Dal referendum inglese a quello italiano. I rischi del centrodestra che rincorre i populismi
La Grecia nel luglio 2015, con il referendum sull’austerity. La Gran Bretagna nel giugno 2016, con il referendum sulla Brexit. L’Italia nell’ottobre 2016, con il referendum sulla riforma costituzionale. Tre referendum diversi, tre temi differenti, tre storie non sovrapponibili ma alla fine un unico filo conduttore: il futuro dei grandi partiti di governo, l’abilità nell’assorbire le pulsioni populiste, la volontà di educare gli elettori senza doverli inseguire e la capacità di resistere, da Varoufakis a Le Pen passando per Salvini, Farage e Podemos, alle varie declinazioni degli istinti anti sistema. In Grecia, un anno fa, abbiamo assistito alla conversione improvvisa e sorprendente di Alexis Tsipras, che da leader anti tutto (a morte la Troika) si è trasformato in un leader più pragmatico, facendo deprimere il carrozzone politico europeo (destra e sinistra, c’era anche Brunetta) che aveva investito sentimentalmente sul leader di Syriza, individuandolo come possibile capo dei disubbidienti del continente.

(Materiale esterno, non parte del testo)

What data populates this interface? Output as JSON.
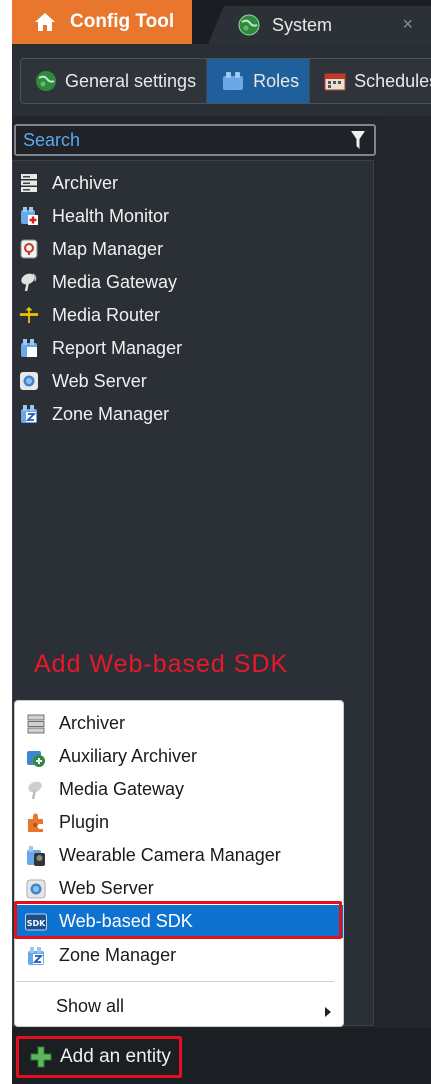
{
  "tabs": {
    "config_tool": "Config Tool",
    "system": "System",
    "close": "×"
  },
  "subtabs": [
    {
      "label": "General settings",
      "icon": "globe-icon"
    },
    {
      "label": "Roles",
      "icon": "roles-icon",
      "active": true
    },
    {
      "label": "Schedules",
      "icon": "calendar-icon"
    }
  ],
  "search": {
    "placeholder": "Search"
  },
  "roles": [
    {
      "label": "Archiver",
      "icon": "archiver-icon"
    },
    {
      "label": "Health Monitor",
      "icon": "health-monitor-icon"
    },
    {
      "label": "Map Manager",
      "icon": "map-manager-icon"
    },
    {
      "label": "Media Gateway",
      "icon": "media-gateway-icon"
    },
    {
      "label": "Media Router",
      "icon": "media-router-icon"
    },
    {
      "label": "Report Manager",
      "icon": "report-manager-icon"
    },
    {
      "label": "Web Server",
      "icon": "web-server-icon"
    },
    {
      "label": "Zone Manager",
      "icon": "zone-manager-icon"
    }
  ],
  "annotation": "Add Web-based SDK",
  "menu": {
    "items": [
      {
        "label": "Archiver",
        "icon": "archiver-icon"
      },
      {
        "label": "Auxiliary Archiver",
        "icon": "auxiliary-archiver-icon"
      },
      {
        "label": "Media Gateway",
        "icon": "media-gateway-icon"
      },
      {
        "label": "Plugin",
        "icon": "plugin-icon"
      },
      {
        "label": "Wearable Camera Manager",
        "icon": "wearable-camera-icon"
      },
      {
        "label": "Web Server",
        "icon": "web-server-icon"
      },
      {
        "label": "Web-based SDK",
        "icon": "sdk-icon",
        "selected": true
      },
      {
        "label": "Zone Manager",
        "icon": "zone-manager-icon"
      }
    ],
    "show_all": "Show all",
    "sdk_badge": "SDK"
  },
  "bottom": {
    "add_entity": "Add an entity"
  },
  "colors": {
    "accent_orange": "#e8762c",
    "selection_blue": "#0e73d0",
    "annotation_red": "#e0101e",
    "search_text_blue": "#59a9ef"
  }
}
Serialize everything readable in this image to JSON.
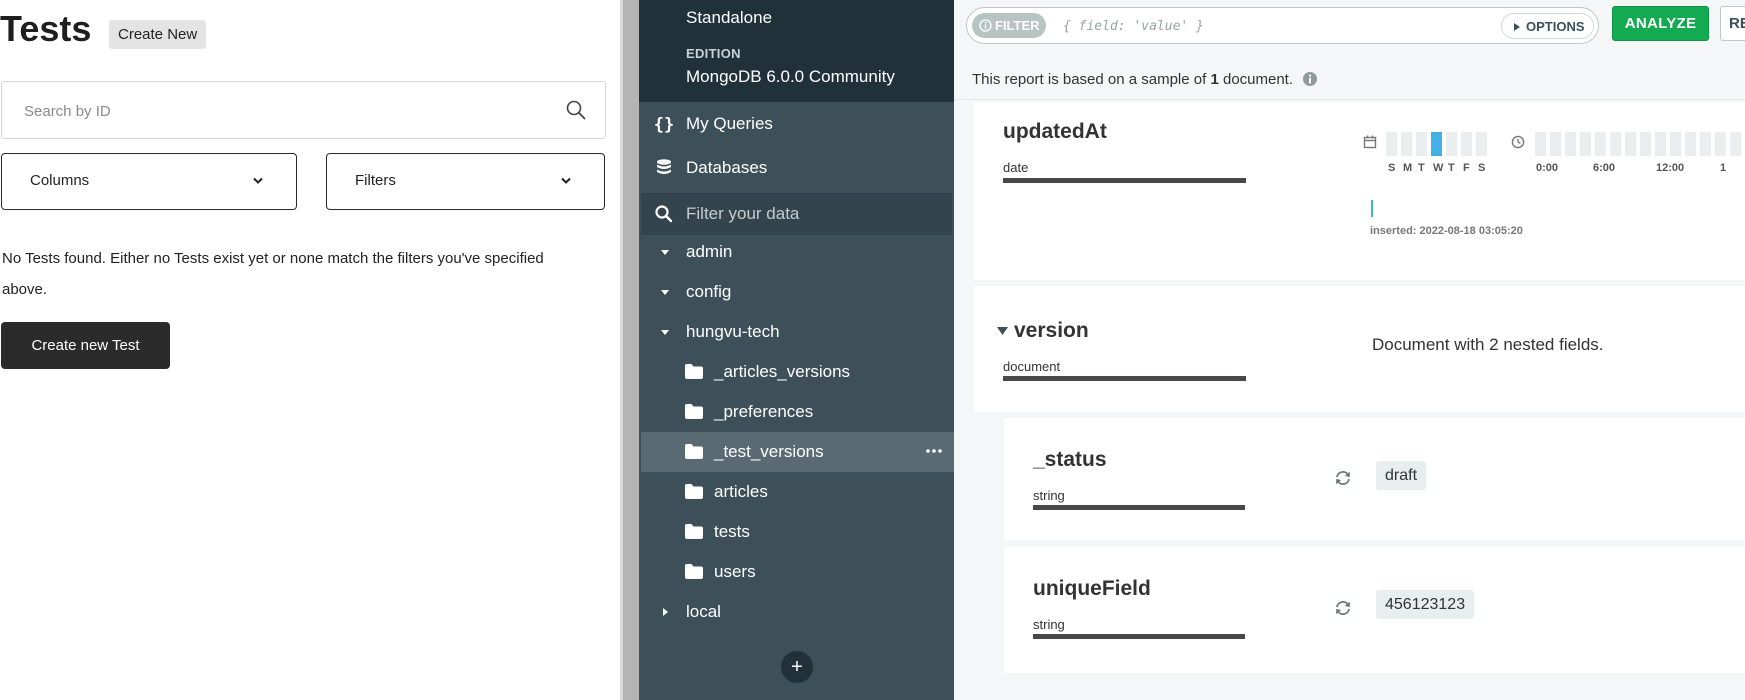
{
  "left": {
    "title": "Tests",
    "create_new_label": "Create New",
    "search_placeholder": "Search by ID",
    "columns_label": "Columns",
    "filters_label": "Filters",
    "empty_message": "No Tests found. Either no Tests exist yet or none match the filters you've specified above.",
    "create_test_label": "Create new Test"
  },
  "sidebar": {
    "topology": "Standalone",
    "edition_label": "EDITION",
    "edition": "MongoDB 6.0.0 Community",
    "my_queries": "My Queries",
    "databases": "Databases",
    "filter_placeholder": "Filter your data",
    "dbs": [
      {
        "name": "admin",
        "expanded": true
      },
      {
        "name": "config",
        "expanded": true
      },
      {
        "name": "hungvu-tech",
        "expanded": true
      },
      {
        "name": "local",
        "expanded": false
      }
    ],
    "collections": [
      {
        "name": "_articles_versions"
      },
      {
        "name": "_preferences"
      },
      {
        "name": "_test_versions",
        "active": true
      },
      {
        "name": "articles"
      },
      {
        "name": "tests"
      },
      {
        "name": "users"
      }
    ],
    "add_label": "+"
  },
  "main": {
    "filter_pill": "FILTER",
    "filter_placeholder": "{ field: 'value' }",
    "options_label": "OPTIONS",
    "analyze_label": "ANALYZE",
    "reset_label": "RE",
    "sample_prefix": "This report is based on a sample of ",
    "sample_count": "1",
    "sample_suffix": " document.",
    "fields": {
      "updated_at": {
        "name": "updatedAt",
        "type": "date",
        "days": [
          "S",
          "M",
          "T",
          "W",
          "T",
          "F",
          "S"
        ],
        "hours": [
          "0:00",
          "6:00",
          "12:00",
          "1"
        ],
        "inserted": "inserted: 2022-08-18 03:05:20"
      },
      "version": {
        "name": "version",
        "type": "document",
        "summary": "Document with 2 nested fields."
      },
      "status": {
        "name": "_status",
        "type": "string",
        "value": "draft"
      },
      "unique_field": {
        "name": "uniqueField",
        "type": "string",
        "value": "456123123"
      }
    }
  },
  "colors": {
    "sidebar_bg": "#3d4f58",
    "sidebar_top": "#20313a",
    "active_row": "#5a6a72",
    "analyze": "#13aa52",
    "histogram_hit": "#43b1e5"
  }
}
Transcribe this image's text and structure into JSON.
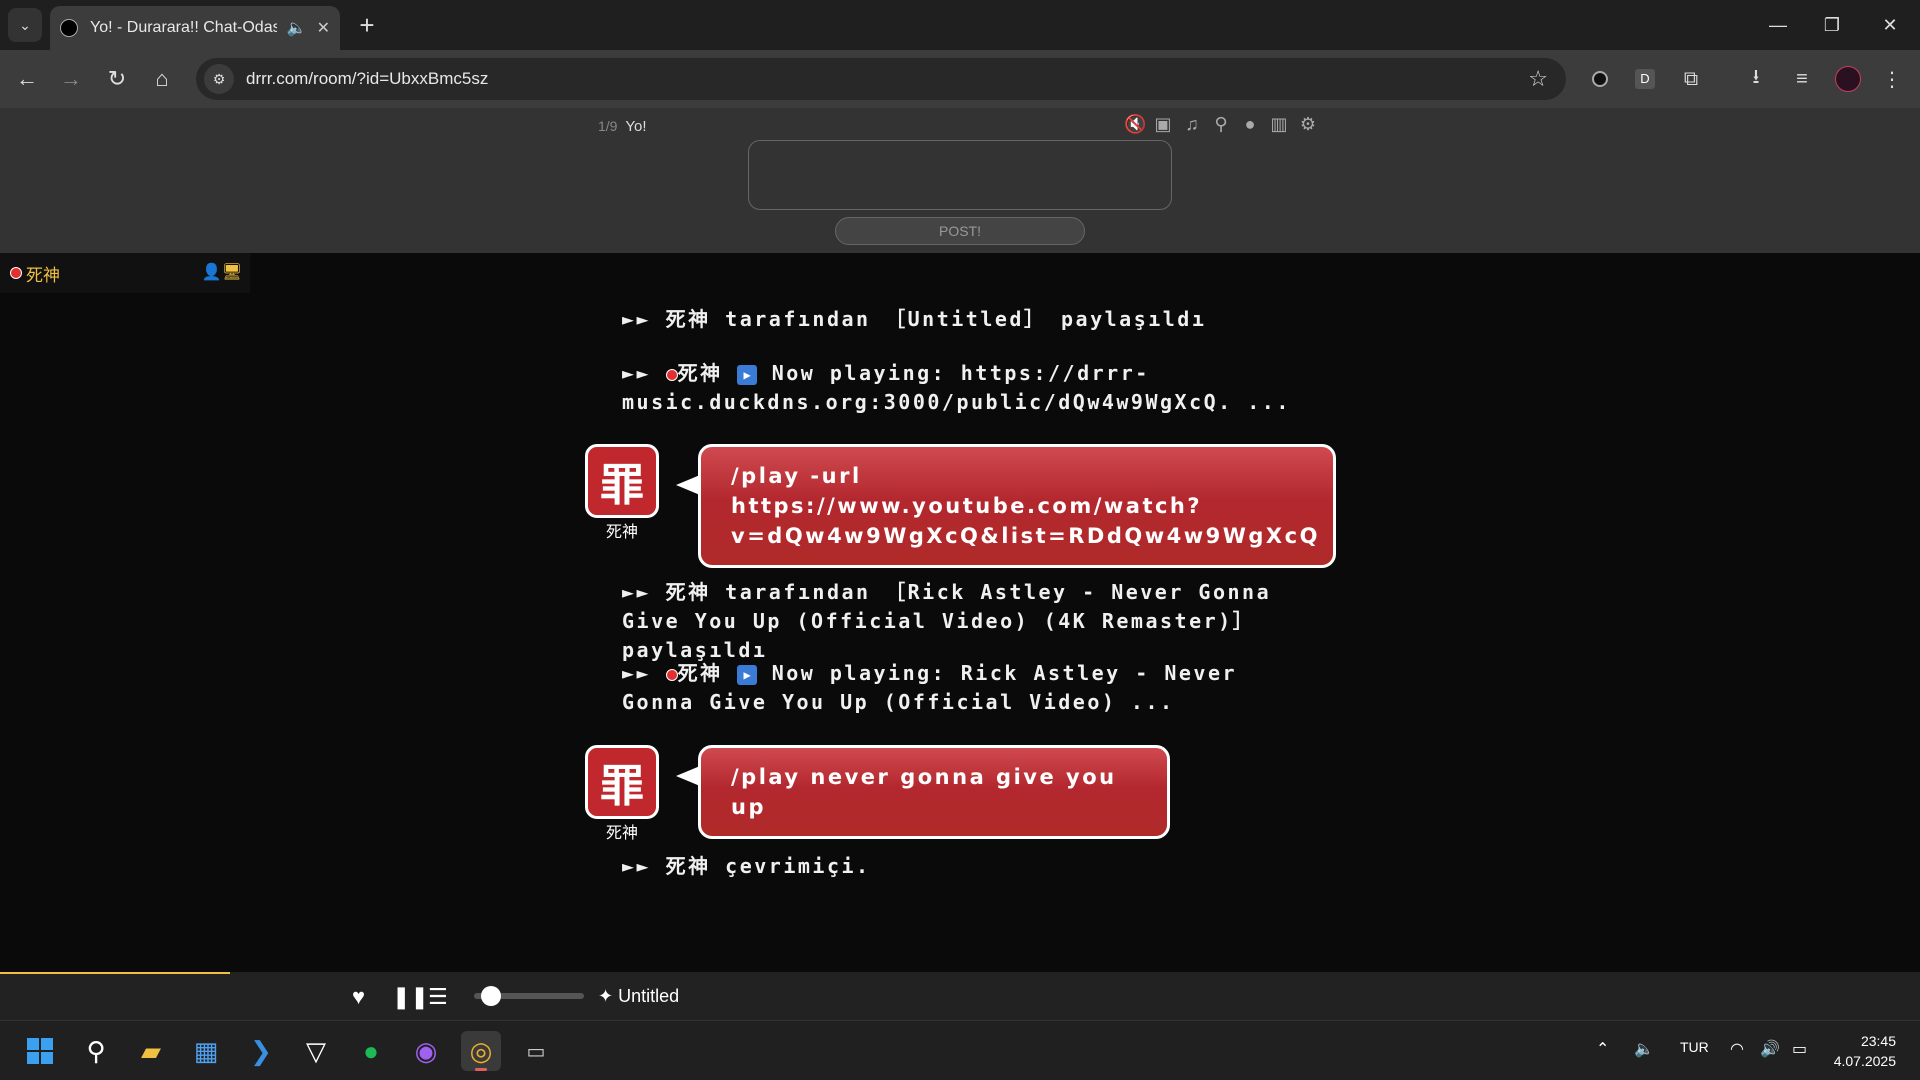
{
  "browser": {
    "tab_title": "Yo! - Durarara!! Chat-Odası",
    "audio_icon": "speaker-icon",
    "close_icon": "close-icon",
    "new_tab_icon": "plus-icon",
    "url": "drrr.com/room/?id=UbxxBmc5sz"
  },
  "room": {
    "count": "1/9",
    "name": "Yo!",
    "post_label": "POST!",
    "tools": [
      "mute-icon",
      "image-icon",
      "music-icon",
      "search-icon",
      "user-icon",
      "gift-icon",
      "gear-icon"
    ]
  },
  "user": {
    "name": "死神"
  },
  "chat": {
    "system1": "►► 死神 tarafından ［Untitled］ paylaşıldı",
    "system2_prefix": "►► ",
    "system2_name": "死神",
    "system2_text": " Now playing: https://drrr-music.duckdns.org:3000/public/dQw4w9WgXcQ. ...",
    "bubble1_author": "死神",
    "bubble1_text": "/play -url https://www.youtube.com/watch?v=dQw4w9WgXcQ&list=RDdQw4w9WgXcQ",
    "system3": "►► 死神 tarafından ［Rick Astley - Never Gonna Give You Up (Official Video) (4K Remaster)］ paylaşıldı",
    "system4_prefix": "►► ",
    "system4_name": "死神",
    "system4_text": " Now playing: Rick Astley - Never Gonna Give You Up (Official Video) ...",
    "bubble2_author": "死神",
    "bubble2_text": "/play never gonna give you up",
    "system5": "►► 死神 çevrimiçi.",
    "avatar_glyph": "罪"
  },
  "player": {
    "track": "Untitled",
    "progress": 0.12,
    "volume": 0.1
  },
  "taskbar": {
    "lang": "TUR",
    "time": "23:45",
    "date": "4.07.2025"
  }
}
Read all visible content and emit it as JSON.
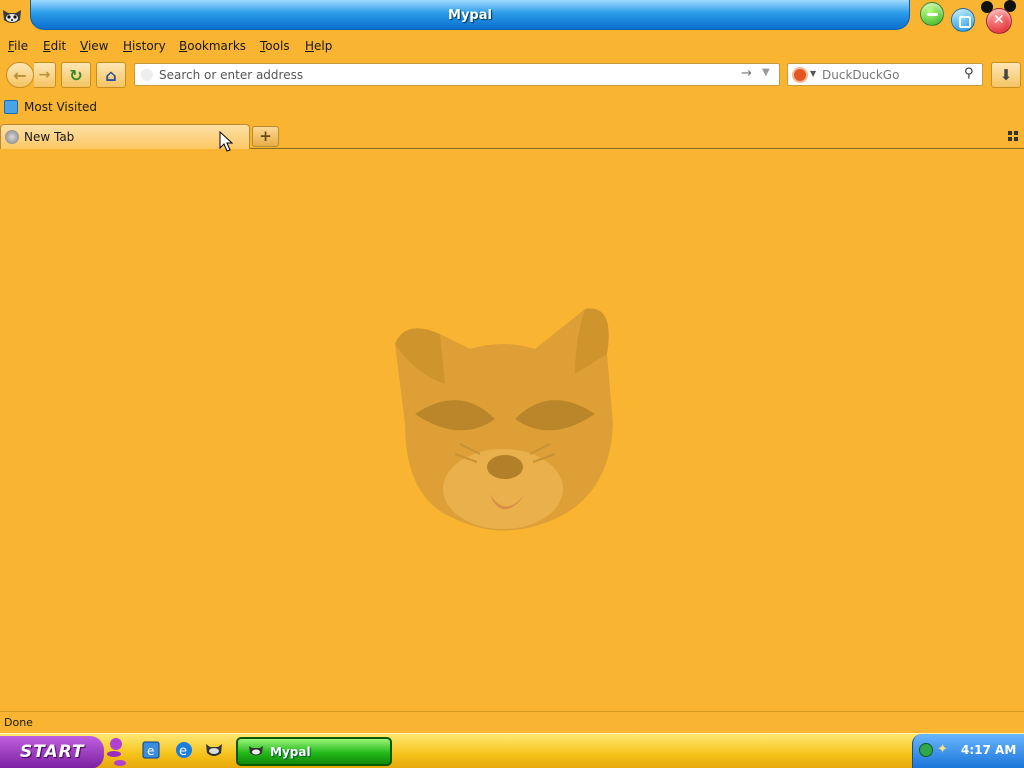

Un anno dopo, lo stesso fronte che provò a spingere Tsipras sulla strada del Vday all’Europa oggi si ritrova più o meno compatto a sostegno dell’uscita della Gran Bretagna dall’Unione europea e ha scelto di sostituire allo sguardo un tempo sovversivo di Alexis la chioma ribelle di Boris Johnson (ex sindaco di Londra, conservatore, a favore della Brexit). Vedremo quali saranno i risultati definitivi del referendum ma ancora prima del voto di ieri il caso inglese è utile per mettere in luce un fenomeno che merita di essere approfondito e che riguarda l’identità più delle destre che delle sinistre europee. Il problema è semplice. Mentre le sinistre europee, dopo schiaffi su schiaffi, hanno capito che per recuperare consenso e risultare credibili hanno il dovere di far proprie alcune tematiche sposate e sponsorizzate dalla destra (Daniel Cohn-Bendit, grande rivoluzionario ecologista, ha scritto in Francia un saggio indirizzato alla sinistra intitolato “E se la finissimo di sparare cazzate?”) molte destre europee, per recuperare consenso e non farsi rosicchiare terreno dalle forze anti sistema, stanno viceversa cominciando a fare un ragionamento opposto, simile a quello offerto in Inghilterra da Johnson: per contenere i populismi bisogna inseguire i populisti sul loro stesso terreno. Tra queste destre europee, ahinoi, c’è anche quella italiana e da molti punti di vista la sua identità verrà messa in discussione al prossimo referendum costituzionale – che come ha scritto due giorni fa Bloomberg in un editoriale firmato dall’editorial Board (“Europe’s Other Historic Referendum”) potrebbe avere una portata storica simile a quella che ha oggi il referendum inglese. Su questo terreno il Cav. ha scelto di seguire il modello Johnson e pur di non dare soddisfazione a Renzi si è messo in scia a Salvini e a Grillo, rinnegando una precisa tradizione riformista del centrodestra berlusconiano.
La differenza sostanziale con l’Inghilterra è però evidente. In Gran Bretagna, la posizione del centrodestra alla Johnson è equilibrata dalla posizione dei Cameron (premier conservatore, contrario alla Brexit). In Italia, invece, la posizione del centrodestra alla Johnson non è equilibrata da nessun leader con propensione alle sfide di governo. Il modello salviniano, come hanno dimostrato le elezioni amministrative, resta un modello perdente ma misteriosamente è l’unico in campo nel nostro centrodestra. Se si vuole competere per non vincere, si può seguire questo modello. Se si vuole competere per governare, Brexit o non Brexit, al centrodestra serve invece con urgenza un suo Cameron che sappia riequilibrare il metodo Johnson. Un metodo che in Inghilterra può funzionare, forse, ma che alla lunga, in Italia, rischia di produrre un unico risultato: regalare il paese ai populisti.